Sunday, 22 June 2014

Will Council Mergers lead to Civil War?

I am never quite sure what former  Bridgend  council leader  Jeff Jones s, now a local government consultant, (what ever that is actually stands for?

But U find myself in agreement with him in his  warning that   Big reductions in the number of Welsh councils would be a "disaster"
An independent commission, in January, recommended the 22 councils should be roughly halved. Welsh and  Labour's executive committee extended a consultation period over the issue at a meeting on Saturday to discuss the issue
But  Jones said council leaders were "struggling" with cuts and the idea mergers would help was "nonsense".
He told, told BBC Wales:
 "I think it's going to make a crisis into a complete disaster.
"I think this is where local authority leaders are really pulling their hair out.
"They're really struggling to make the cuts, and this idea that, somehow, mergers will make things better is complete nonsense.
"Even if in the long run you save money, in the short term you need money up front to make it work, and what is the long run?"

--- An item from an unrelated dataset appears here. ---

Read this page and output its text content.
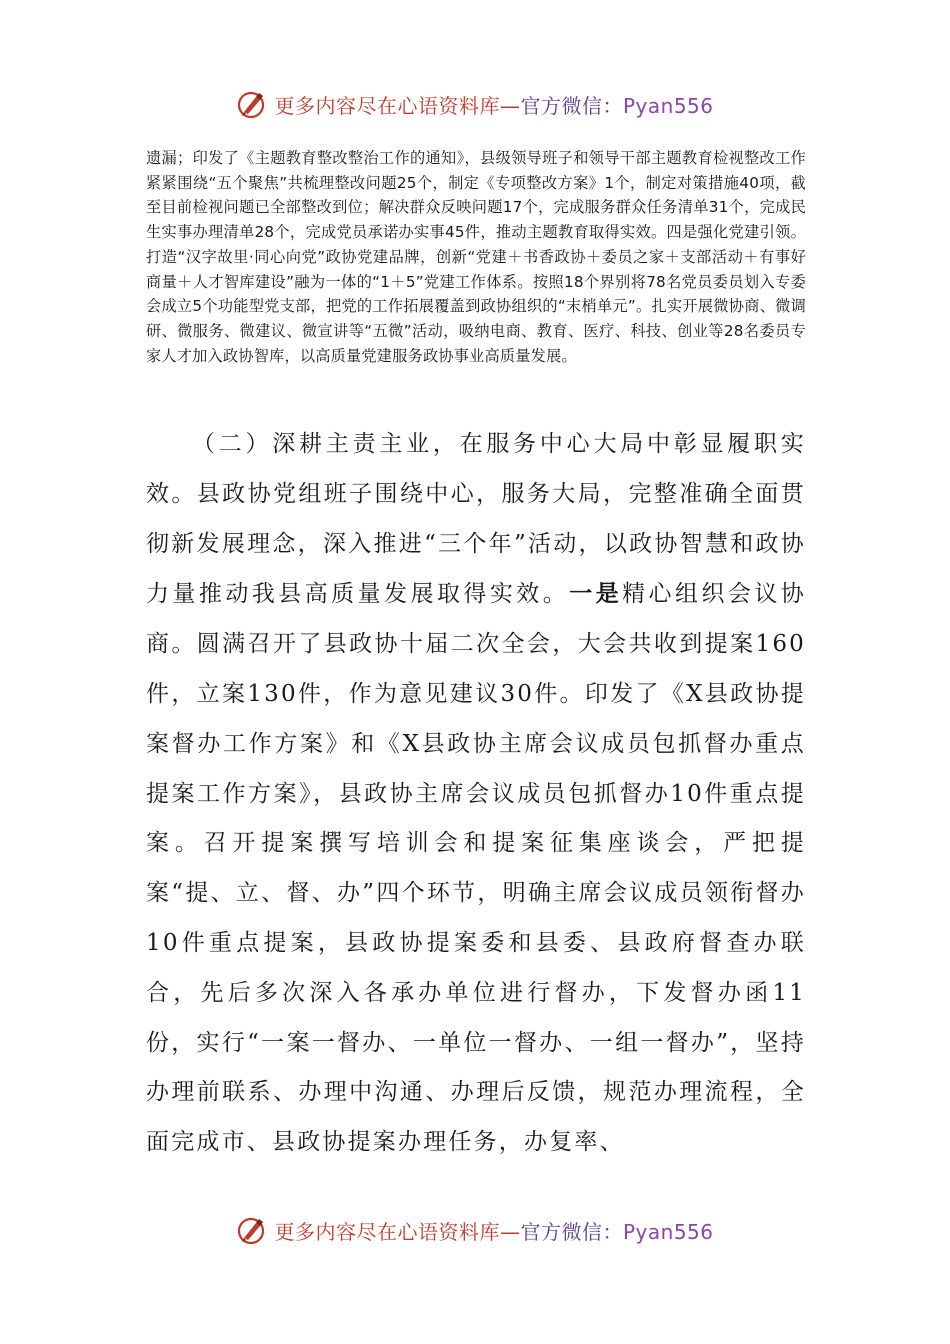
更多内容尽在心语资料库—官方微信：Pyan556

遗漏；印发了《主题教育整改整治工作的通知》，县级领导班子和领导干部主题教育检视整改工作紧紧围绕“五个聚焦”共梳理整改问题25个，制定《专项整改方案》1个，制定对策措施40项，截至目前检视问题已全部整改到位；解决群众反映问题17个，完成服务群众任务清单31个，完成民生实事办理清单28个，完成党员承诺办实事45件，推动主题教育取得实效。四是强化党建引领。打造“汉字故里·同心向党”政协党建品牌，创新“党建＋书香政协＋委员之家＋支部活动＋有事好商量＋人才智库建设”融为一体的“1＋5”党建工作体系。按照18个界别将78名党员委员划入专委会成立5个功能型党支部，把党的工作拓展覆盖到政协组织的“末梢单元”。扎实开展微协商、微调研、微服务、微建议、微宣讲等“五微”活动，吸纳电商、教育、医疗、科技、创业等28名委员专家人才加入政协智库，以高质量党建服务政协事业高质量发展。

（二）深耕主责主业，在服务中心大局中彰显履职实效。县政协党组班子围绕中心，服务大局，完整准确全面贯彻新发展理念，深入推进“三个年”活动，以政协智慧和政协力量推动我县高质量发展取得实效。一是精心组织会议协商。圆满召开了县政协十届二次全会，大会共收到提案160件，立案130件，作为意见建议30件。印发了《X县政协提案督办工作方案》和《X县政协主席会议成员包抓督办重点提案工作方案》，县政协主席会议成员包抓督办10件重点提案。召开提案撰写培训会和提案征集座谈会，严把提案“提、立、督、办”四个环节，明确主席会议成员领衔督办10件重点提案，县政协提案委和县委、县政府督查办联合，先后多次深入各承办单位进行督办，下发督办函11份，实行“一案一督办、一单位一督办、一组一督办”，坚持办理前联系、办理中沟通、办理后反馈，规范办理流程，全面完成市、县政协提案办理任务，办复率、

更多内容尽在心语资料库—官方微信：Pyan556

First Minister Carwyn Jones has called for substantial reductions in council numbers, insisting no one is in favour of the current set-up.
Leslely Griffiths, the minister responsible for local government, told last Thursday's Welsh Local Government (WLGA) conference she wanted "profound" changes to the way authorities work as a result of the reforms.
She has Councils who want to merge voluntarily will hold their first elections a year later in a bid to avoid “uncertainty”, 
Griffiths provoked fury from opposition parties after she told delegates at the Welsh Local Government Association (WLGA) annual conference that existing boundaries will be used for councils who want to stay the same for elections in 2017, but that she would legislate to allow councils that want to merge voluntarily to hold polls in 2018.
Lets face it the idea that local government reorganisation cam be simply done by Council Leaders meeting together and agreeing to simply merge  with no boundary reviews  or idea how resources will be distributed  is ridiculous.
Remember every council is undergoing cuts and may be dealing with them differently.
As a example take a council which  has decided to drastically cut services negotiating with one that has avoided doing so by dipping into reserves.
People may find that they in a new council where half have had Library closures and the other none.
it is possible we have new councils that are in a constant  state of "Civil War" between the merged authorities.
Constantly bickering and accusation of favouritism to one area.
Of course this happens with any Local Government reorganisation but the Williams commission plans which could have been written on a Beer Mat will make previous rows look like a storm in a teacup

1 comment:

  1. No discussion on electoral reform, and Williams was half hearted - I stick with what I have said in the past - we need to return to two tier authorities with powerful regions taking in the nominated bodies and joint boards and a lower tier of district authorities doing more local services. For me the reorganisation is not about saving money its about democracy and appropriate levels of administration.